John Birks "Dizzy" Gillespie: Biography 1917-1993
Dizzy Gillespie was born John Birks Gillespie in Cheraw, South Carolina in 1917 to a family of 10. At four, Gillespie was playing the piano. He taught himself to play trombone, then switched to trumpet at age 12.
Gillespie received a music scholarship to the Laurinberg Institute in Laurinberg, North Carolina. Following his idol, Roy "Little Jazz" Eldridge, the great early bop trumpeter, Gillespie left the school in 1935 to pursue a musical career. He joined the Frankie Fairfax Band in Philadelphia and earned the nickname Dizzy for his comical stage performances.
After touring Europe with Frankie Fairfax, Gillespie met Cab Calloway in 1939, began performing in his band, and developed a musical style of his own. After a misunderstanding that led to an on-stage fight with Calloway in 1941, Gillespie was fired.
Gillespie's roommate, Afro-Cuban musical great Mario Bauza, helped cultivate his interest in the Afro-Cuban jazz genre. In the early 1940s, Gillespie would play with bands led by jazz artists Ella Fitzgerald, Coleman Hawkins, Benny Carter, Charlie Barnet, Duke Ellington and Charlie Parker. He began appearing, often with fellow artist Thelonious Monk, at Minton's Playhouse and Monroe's Uptown House. In late 1942, Gillespie joined Earl Hines' band with Charlie Parker on tenor sax; the band was the first to explore the bebop style, which gave birth to Gillespie's famous piece "Night in Tunisia."
Later, Gillespie, Charlie Parker, and Sarah Vaughan joined Billy Eckstine to form the first bebop big band, with which hits such as "Opus X:" and "Blowin' the Blues Away" were recorded. In 1953, someone accidentally fell on his trumpet and bent the bell back. He liked the sound of his bent trumpet so much, from that point on he had trumpets built with the bell pointing up 45 degrees.

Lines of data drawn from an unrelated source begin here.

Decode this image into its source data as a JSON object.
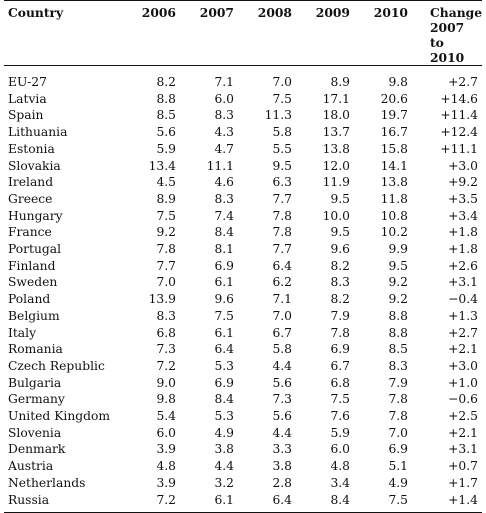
{
  "table": {
    "headers": {
      "country": "Country",
      "y2006": "2006",
      "y2007": "2007",
      "y2008": "2008",
      "y2009": "2009",
      "y2010": "2010",
      "change_line1": "Change",
      "change_line2": "2007 to",
      "change_line3": "2010"
    },
    "rows": [
      {
        "country": "EU-27",
        "y2006": "8.2",
        "y2007": "7.1",
        "y2008": "7.0",
        "y2009": "8.9",
        "y2010": "9.8",
        "change": "+2.7"
      },
      {
        "country": "Latvia",
        "y2006": "8.8",
        "y2007": "6.0",
        "y2008": "7.5",
        "y2009": "17.1",
        "y2010": "20.6",
        "change": "+14.6"
      },
      {
        "country": "Spain",
        "y2006": "8.5",
        "y2007": "8.3",
        "y2008": "11.3",
        "y2009": "18.0",
        "y2010": "19.7",
        "change": "+11.4"
      },
      {
        "country": "Lithuania",
        "y2006": "5.6",
        "y2007": "4.3",
        "y2008": "5.8",
        "y2009": "13.7",
        "y2010": "16.7",
        "change": "+12.4"
      },
      {
        "country": "Estonia",
        "y2006": "5.9",
        "y2007": "4.7",
        "y2008": "5.5",
        "y2009": "13.8",
        "y2010": "15.8",
        "change": "+11.1"
      },
      {
        "country": "Slovakia",
        "y2006": "13.4",
        "y2007": "11.1",
        "y2008": "9.5",
        "y2009": "12.0",
        "y2010": "14.1",
        "change": "+3.0"
      },
      {
        "country": "Ireland",
        "y2006": "4.5",
        "y2007": "4.6",
        "y2008": "6.3",
        "y2009": "11.9",
        "y2010": "13.8",
        "change": "+9.2"
      },
      {
        "country": "Greece",
        "y2006": "8.9",
        "y2007": "8.3",
        "y2008": "7.7",
        "y2009": "9.5",
        "y2010": "11.8",
        "change": "+3.5"
      },
      {
        "country": "Hungary",
        "y2006": "7.5",
        "y2007": "7.4",
        "y2008": "7.8",
        "y2009": "10.0",
        "y2010": "10.8",
        "change": "+3.4"
      },
      {
        "country": "France",
        "y2006": "9.2",
        "y2007": "8.4",
        "y2008": "7.8",
        "y2009": "9.5",
        "y2010": "10.2",
        "change": "+1.8"
      },
      {
        "country": "Portugal",
        "y2006": "7.8",
        "y2007": "8.1",
        "y2008": "7.7",
        "y2009": "9.6",
        "y2010": "9.9",
        "change": "+1.8"
      },
      {
        "country": "Finland",
        "y2006": "7.7",
        "y2007": "6.9",
        "y2008": "6.4",
        "y2009": "8.2",
        "y2010": "9.5",
        "change": "+2.6"
      },
      {
        "country": "Sweden",
        "y2006": "7.0",
        "y2007": "6.1",
        "y2008": "6.2",
        "y2009": "8.3",
        "y2010": "9.2",
        "change": "+3.1"
      },
      {
        "country": "Poland",
        "y2006": "13.9",
        "y2007": "9.6",
        "y2008": "7.1",
        "y2009": "8.2",
        "y2010": "9.2",
        "change": "−0.4"
      },
      {
        "country": "Belgium",
        "y2006": "8.3",
        "y2007": "7.5",
        "y2008": "7.0",
        "y2009": "7.9",
        "y2010": "8.8",
        "change": "+1.3"
      },
      {
        "country": "Italy",
        "y2006": "6.8",
        "y2007": "6.1",
        "y2008": "6.7",
        "y2009": "7.8",
        "y2010": "8.8",
        "change": "+2.7"
      },
      {
        "country": "Romania",
        "y2006": "7.3",
        "y2007": "6.4",
        "y2008": "5.8",
        "y2009": "6.9",
        "y2010": "8.5",
        "change": "+2.1"
      },
      {
        "country": "Czech Republic",
        "y2006": "7.2",
        "y2007": "5.3",
        "y2008": "4.4",
        "y2009": "6.7",
        "y2010": "8.3",
        "change": "+3.0"
      },
      {
        "country": "Bulgaria",
        "y2006": "9.0",
        "y2007": "6.9",
        "y2008": "5.6",
        "y2009": "6.8",
        "y2010": "7.9",
        "change": "+1.0"
      },
      {
        "country": "Germany",
        "y2006": "9.8",
        "y2007": "8.4",
        "y2008": "7.3",
        "y2009": "7.5",
        "y2010": "7.8",
        "change": "−0.6"
      },
      {
        "country": "United Kingdom",
        "y2006": "5.4",
        "y2007": "5.3",
        "y2008": "5.6",
        "y2009": "7.6",
        "y2010": "7.8",
        "change": "+2.5"
      },
      {
        "country": "Slovenia",
        "y2006": "6.0",
        "y2007": "4.9",
        "y2008": "4.4",
        "y2009": "5.9",
        "y2010": "7.0",
        "change": "+2.1"
      },
      {
        "country": "Denmark",
        "y2006": "3.9",
        "y2007": "3.8",
        "y2008": "3.3",
        "y2009": "6.0",
        "y2010": "6.9",
        "change": "+3.1"
      },
      {
        "country": "Austria",
        "y2006": "4.8",
        "y2007": "4.4",
        "y2008": "3.8",
        "y2009": "4.8",
        "y2010": "5.1",
        "change": "+0.7"
      },
      {
        "country": "Netherlands",
        "y2006": "3.9",
        "y2007": "3.2",
        "y2008": "2.8",
        "y2009": "3.4",
        "y2010": "4.9",
        "change": "+1.7"
      },
      {
        "country": "Russia",
        "y2006": "7.2",
        "y2007": "6.1",
        "y2008": "6.4",
        "y2009": "8.4",
        "y2010": "7.5",
        "change": "+1.4"
      }
    ]
  }
}
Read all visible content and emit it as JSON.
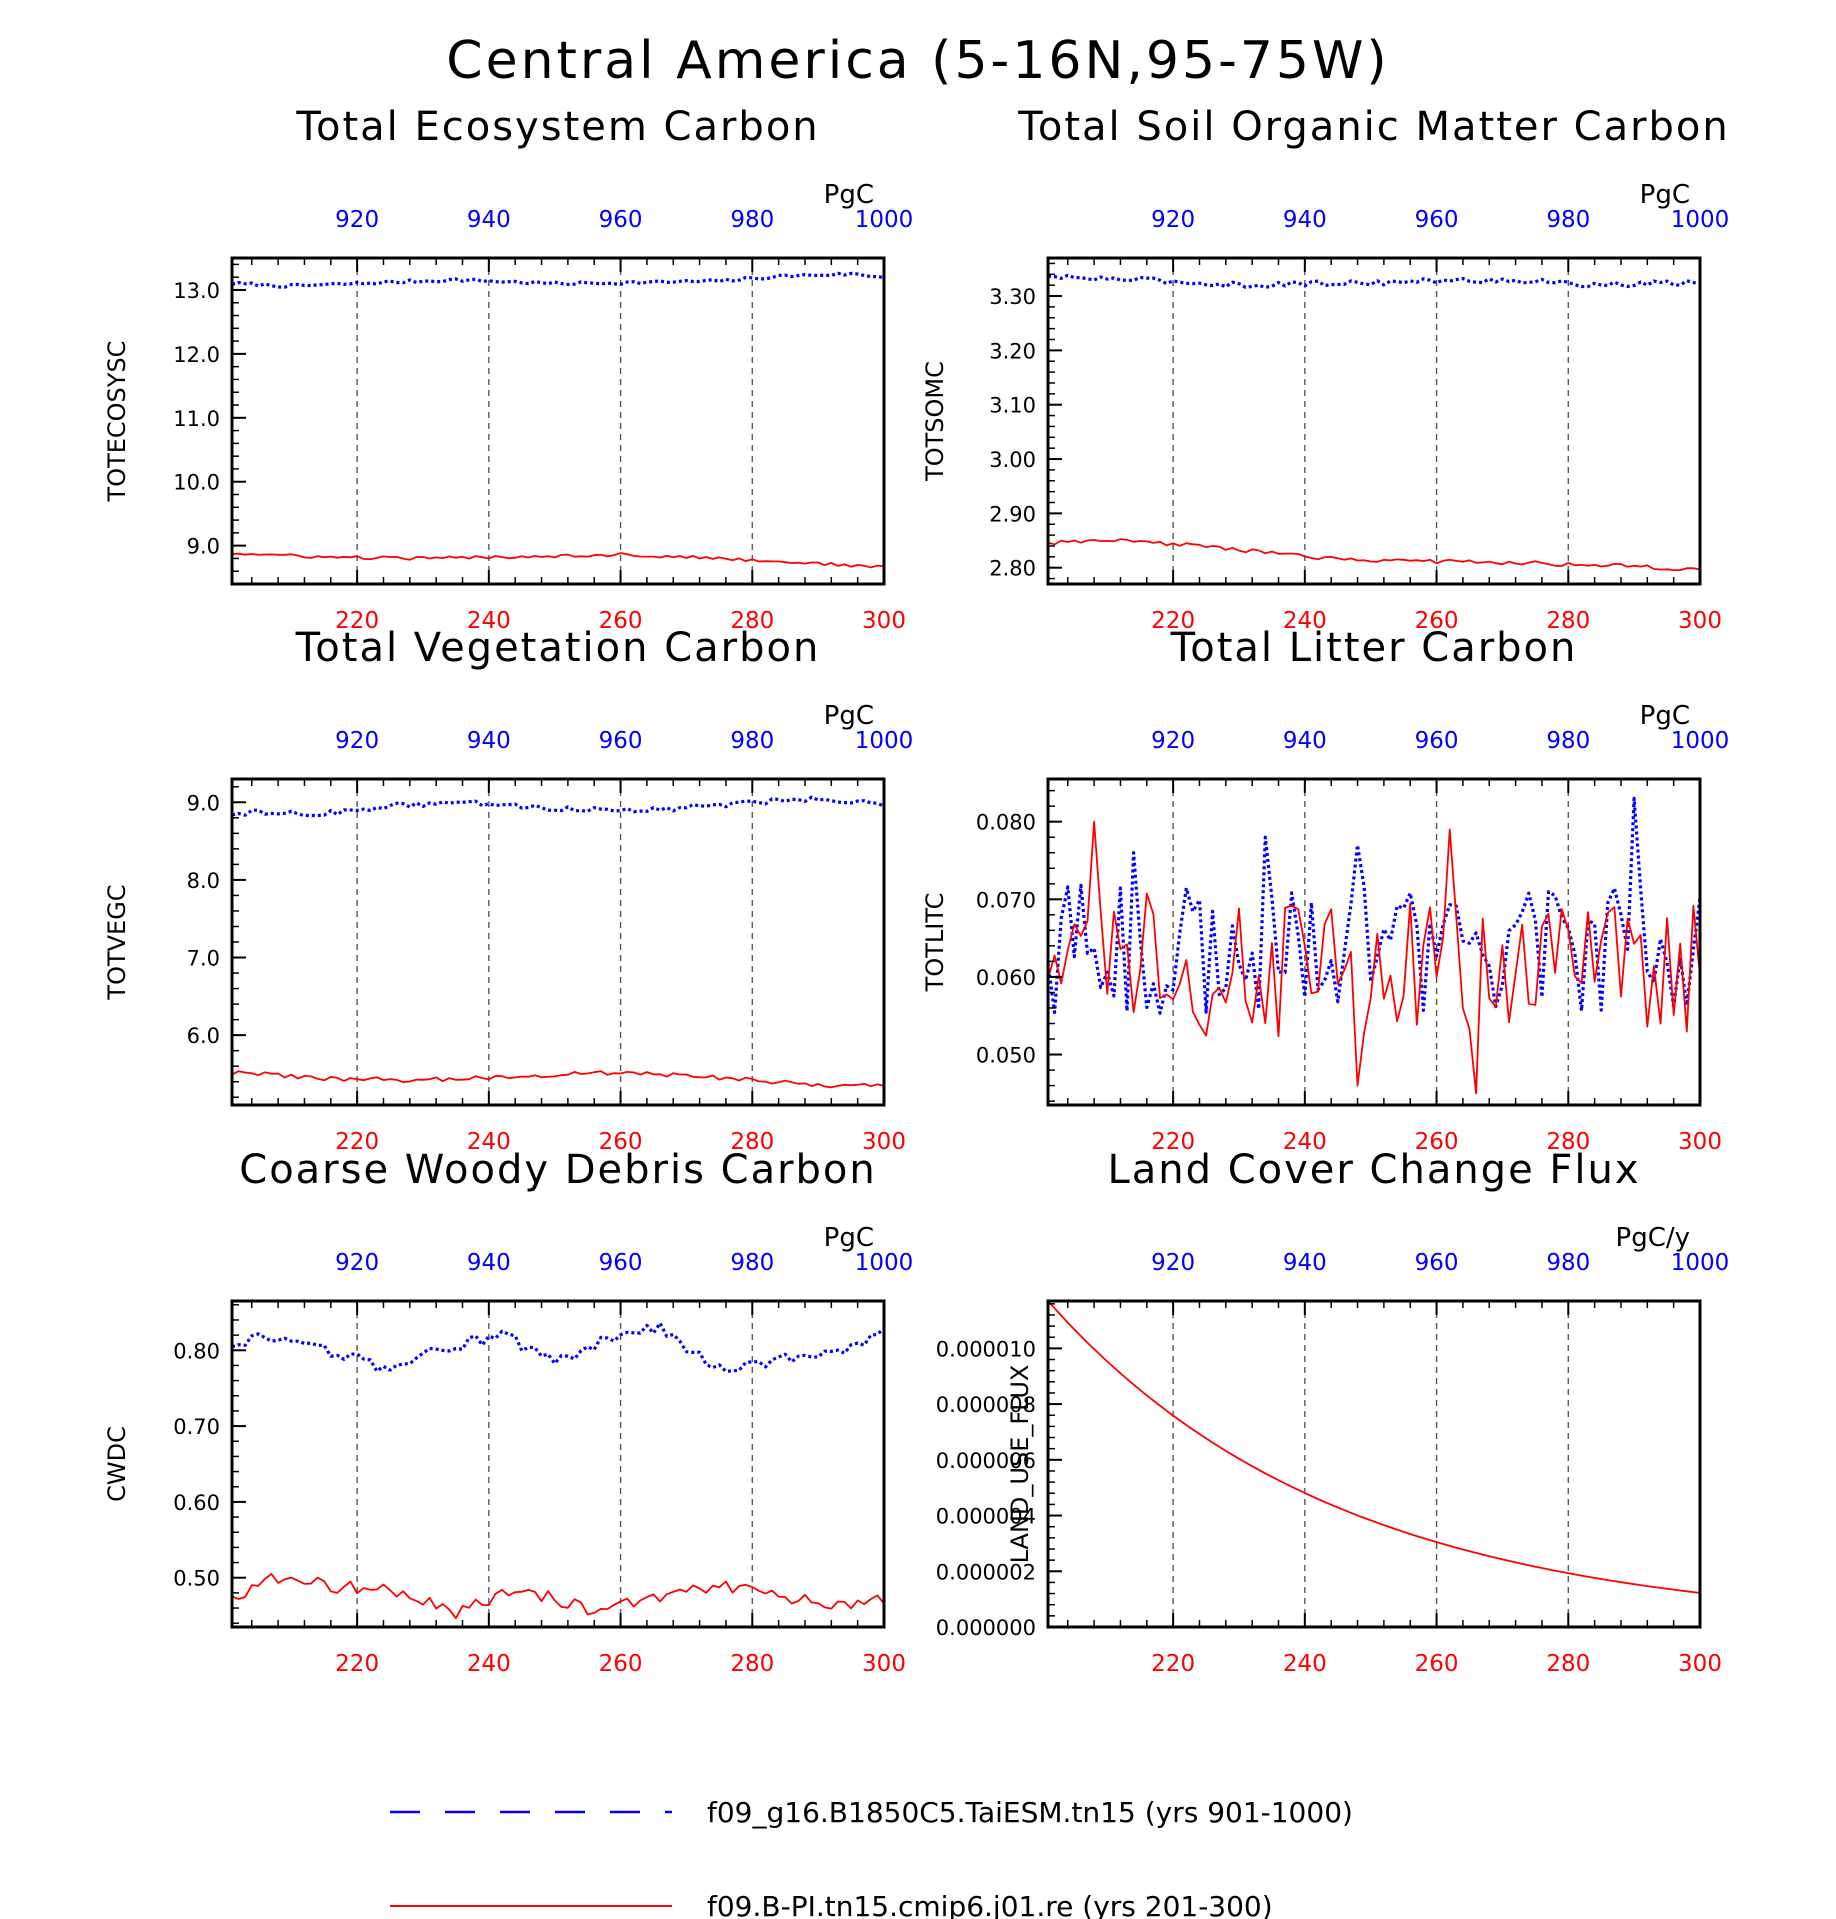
{
  "figure_title": "Central America (5-16N,95-75W)",
  "colors": {
    "case1": "#0000ff",
    "case2": "#ff0000"
  },
  "legend": [
    {
      "label": "f09_g16.B1850C5.TaiESM.tn15 (yrs 901-1000)",
      "color": "#0000ff",
      "dash": "dashed"
    },
    {
      "label": "f09.B-PI.tn15.cmip6.j01.re (yrs 201-300)",
      "color": "#ff0000",
      "dash": "solid"
    }
  ],
  "chart_data": [
    {
      "type": "line",
      "title": "Total Ecosystem Carbon",
      "ylabel": "TOTECOSYSC",
      "unit": "PgC",
      "xlim_bottom": [
        201,
        300
      ],
      "xlim_top": [
        901,
        1000
      ],
      "bottom_ticks": [
        "220",
        "240",
        "260",
        "280",
        "300"
      ],
      "top_ticks": [
        "920",
        "940",
        "960",
        "980",
        "1000"
      ],
      "ylim": [
        8.4,
        13.5
      ],
      "yticks": [
        "9.0",
        "10.0",
        "11.0",
        "12.0",
        "13.0"
      ],
      "ytick_values": [
        9,
        10,
        11,
        12,
        13
      ],
      "grid": "vertical-dashed",
      "series": [
        {
          "color": "#0000ff",
          "dash": "dotted",
          "keyframes": [
            [
              901,
              13.1
            ],
            [
              910,
              13.06
            ],
            [
              920,
              13.1
            ],
            [
              935,
              13.16
            ],
            [
              950,
              13.1
            ],
            [
              965,
              13.12
            ],
            [
              975,
              13.14
            ],
            [
              985,
              13.22
            ],
            [
              995,
              13.25
            ],
            [
              1000,
              13.2
            ]
          ],
          "noise": 0.025
        },
        {
          "color": "#ff0000",
          "dash": "solid",
          "keyframes": [
            [
              201,
              8.88
            ],
            [
              215,
              8.82
            ],
            [
              230,
              8.8
            ],
            [
              245,
              8.83
            ],
            [
              260,
              8.86
            ],
            [
              275,
              8.8
            ],
            [
              290,
              8.72
            ],
            [
              300,
              8.66
            ]
          ],
          "noise": 0.025
        }
      ]
    },
    {
      "type": "line",
      "title": "Total Soil Organic Matter Carbon",
      "ylabel": "TOTSOMC",
      "unit": "PgC",
      "xlim_bottom": [
        201,
        300
      ],
      "xlim_top": [
        901,
        1000
      ],
      "bottom_ticks": [
        "220",
        "240",
        "260",
        "280",
        "300"
      ],
      "top_ticks": [
        "920",
        "940",
        "960",
        "980",
        "1000"
      ],
      "ylim": [
        2.77,
        3.37
      ],
      "yticks": [
        "2.80",
        "2.90",
        "3.00",
        "3.10",
        "3.20",
        "3.30"
      ],
      "ytick_values": [
        2.8,
        2.9,
        3.0,
        3.1,
        3.2,
        3.3
      ],
      "grid": "vertical-dashed",
      "series": [
        {
          "color": "#0000ff",
          "dash": "dotted",
          "keyframes": [
            [
              901,
              3.335
            ],
            [
              915,
              3.33
            ],
            [
              930,
              3.32
            ],
            [
              950,
              3.325
            ],
            [
              970,
              3.33
            ],
            [
              985,
              3.32
            ],
            [
              1000,
              3.325
            ]
          ],
          "noise": 0.005
        },
        {
          "color": "#ff0000",
          "dash": "solid",
          "keyframes": [
            [
              201,
              2.845
            ],
            [
              210,
              2.85
            ],
            [
              225,
              2.84
            ],
            [
              240,
              2.82
            ],
            [
              255,
              2.812
            ],
            [
              270,
              2.81
            ],
            [
              285,
              2.805
            ],
            [
              300,
              2.795
            ]
          ],
          "noise": 0.004
        }
      ]
    },
    {
      "type": "line",
      "title": "Total Vegetation Carbon",
      "ylabel": "TOTVEGC",
      "unit": "PgC",
      "xlim_bottom": [
        201,
        300
      ],
      "xlim_top": [
        901,
        1000
      ],
      "bottom_ticks": [
        "220",
        "240",
        "260",
        "280",
        "300"
      ],
      "top_ticks": [
        "920",
        "940",
        "960",
        "980",
        "1000"
      ],
      "ylim": [
        5.1,
        9.3
      ],
      "yticks": [
        "6.0",
        "7.0",
        "8.0",
        "9.0"
      ],
      "ytick_values": [
        6,
        7,
        8,
        9
      ],
      "grid": "vertical-dashed",
      "series": [
        {
          "color": "#0000ff",
          "dash": "dotted",
          "keyframes": [
            [
              901,
              8.87
            ],
            [
              915,
              8.85
            ],
            [
              925,
              8.95
            ],
            [
              935,
              9.0
            ],
            [
              950,
              8.92
            ],
            [
              965,
              8.9
            ],
            [
              980,
              9.0
            ],
            [
              990,
              9.05
            ],
            [
              1000,
              8.98
            ]
          ],
          "noise": 0.035
        },
        {
          "color": "#ff0000",
          "dash": "solid",
          "keyframes": [
            [
              201,
              5.52
            ],
            [
              215,
              5.44
            ],
            [
              230,
              5.42
            ],
            [
              245,
              5.47
            ],
            [
              260,
              5.52
            ],
            [
              275,
              5.45
            ],
            [
              290,
              5.36
            ],
            [
              300,
              5.34
            ]
          ],
          "noise": 0.03
        }
      ]
    },
    {
      "type": "line",
      "title": "Total Litter Carbon",
      "ylabel": "TOTLITC",
      "unit": "PgC",
      "xlim_bottom": [
        201,
        300
      ],
      "xlim_top": [
        901,
        1000
      ],
      "bottom_ticks": [
        "220",
        "240",
        "260",
        "280",
        "300"
      ],
      "top_ticks": [
        "920",
        "940",
        "960",
        "980",
        "1000"
      ],
      "ylim": [
        0.0435,
        0.0855
      ],
      "yticks": [
        "0.050",
        "0.060",
        "0.070",
        "0.080"
      ],
      "ytick_values": [
        0.05,
        0.06,
        0.07,
        0.08
      ],
      "grid": "vertical-dashed",
      "series": [
        {
          "color": "#0000ff",
          "dash": "dotted",
          "keyframes": [
            [
              901,
              0.0635
            ],
            [
              1000,
              0.0635
            ]
          ],
          "noise": 0.0085,
          "spikes": [
            [
              990,
              0.083
            ],
            [
              934,
              0.078
            ],
            [
              948,
              0.077
            ],
            [
              914,
              0.076
            ]
          ]
        },
        {
          "color": "#ff0000",
          "dash": "solid",
          "keyframes": [
            [
              201,
              0.0615
            ],
            [
              300,
              0.0615
            ]
          ],
          "noise": 0.0095,
          "spikes": [
            [
              208,
              0.08
            ],
            [
              262,
              0.079
            ],
            [
              248,
              0.046
            ],
            [
              266,
              0.045
            ]
          ]
        }
      ]
    },
    {
      "type": "line",
      "title": "Coarse Woody Debris Carbon",
      "ylabel": "CWDC",
      "unit": "PgC",
      "xlim_bottom": [
        201,
        300
      ],
      "xlim_top": [
        901,
        1000
      ],
      "bottom_ticks": [
        "220",
        "240",
        "260",
        "280",
        "300"
      ],
      "top_ticks": [
        "920",
        "940",
        "960",
        "980",
        "1000"
      ],
      "ylim": [
        0.435,
        0.865
      ],
      "yticks": [
        "0.50",
        "0.60",
        "0.70",
        "0.80"
      ],
      "ytick_values": [
        0.5,
        0.6,
        0.7,
        0.8
      ],
      "grid": "vertical-dashed",
      "series": [
        {
          "color": "#0000ff",
          "dash": "dotted",
          "keyframes": [
            [
              901,
              0.8
            ],
            [
              905,
              0.815
            ],
            [
              915,
              0.8
            ],
            [
              925,
              0.775
            ],
            [
              932,
              0.8
            ],
            [
              942,
              0.82
            ],
            [
              950,
              0.785
            ],
            [
              958,
              0.815
            ],
            [
              966,
              0.83
            ],
            [
              975,
              0.775
            ],
            [
              985,
              0.79
            ],
            [
              995,
              0.805
            ],
            [
              1000,
              0.825
            ]
          ],
          "noise": 0.008
        },
        {
          "color": "#ff0000",
          "dash": "solid",
          "keyframes": [
            [
              201,
              0.47
            ],
            [
              206,
              0.5
            ],
            [
              215,
              0.49
            ],
            [
              225,
              0.485
            ],
            [
              235,
              0.455
            ],
            [
              245,
              0.485
            ],
            [
              255,
              0.46
            ],
            [
              265,
              0.475
            ],
            [
              275,
              0.49
            ],
            [
              283,
              0.48
            ],
            [
              290,
              0.465
            ],
            [
              300,
              0.47
            ]
          ],
          "noise": 0.009
        }
      ]
    },
    {
      "type": "line",
      "title": "Land Cover Change Flux",
      "ylabel": "LAND_USE_FLUX",
      "unit": "PgC/y",
      "xlim_bottom": [
        201,
        300
      ],
      "xlim_top": [
        901,
        1000
      ],
      "bottom_ticks": [
        "220",
        "240",
        "260",
        "280",
        "300"
      ],
      "top_ticks": [
        "920",
        "940",
        "960",
        "980",
        "1000"
      ],
      "ylim": [
        0,
        1.17e-05
      ],
      "yticks": [
        "0.000000",
        "0.000002",
        "0.000004",
        "0.000006",
        "0.000008",
        "0.000010"
      ],
      "ytick_values": [
        0,
        2e-06,
        4e-06,
        6e-06,
        8e-06,
        1e-05
      ],
      "grid": "vertical-dashed",
      "series": [
        {
          "color": "#ff0000",
          "dash": "solid",
          "exp_decay": {
            "a": 1.17e-05,
            "k": 0.0228,
            "x0": 201
          }
        }
      ]
    }
  ]
}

Fueled by his prominence as one of bebop's stars, Gillespie began to collaborate with his old friend, Mario Bauza and artist Chano Pozo, with whom he composed the duet "Cubana Be/Cubana Bop" in collaboration with George Russell. Passion for Afro-Cuban jazz also led to numerous collaborations with Cuban trumpeter Arturo Sandoval, whom he called "my first son."
Dizzy Gillespie's outgoing personality, sense of humor and unique style endeared him to audiences worldwide, cementing his legend as an elder statesman of jazz. He died of pancreatic cancer in Englewood, New Jersey, in 1993.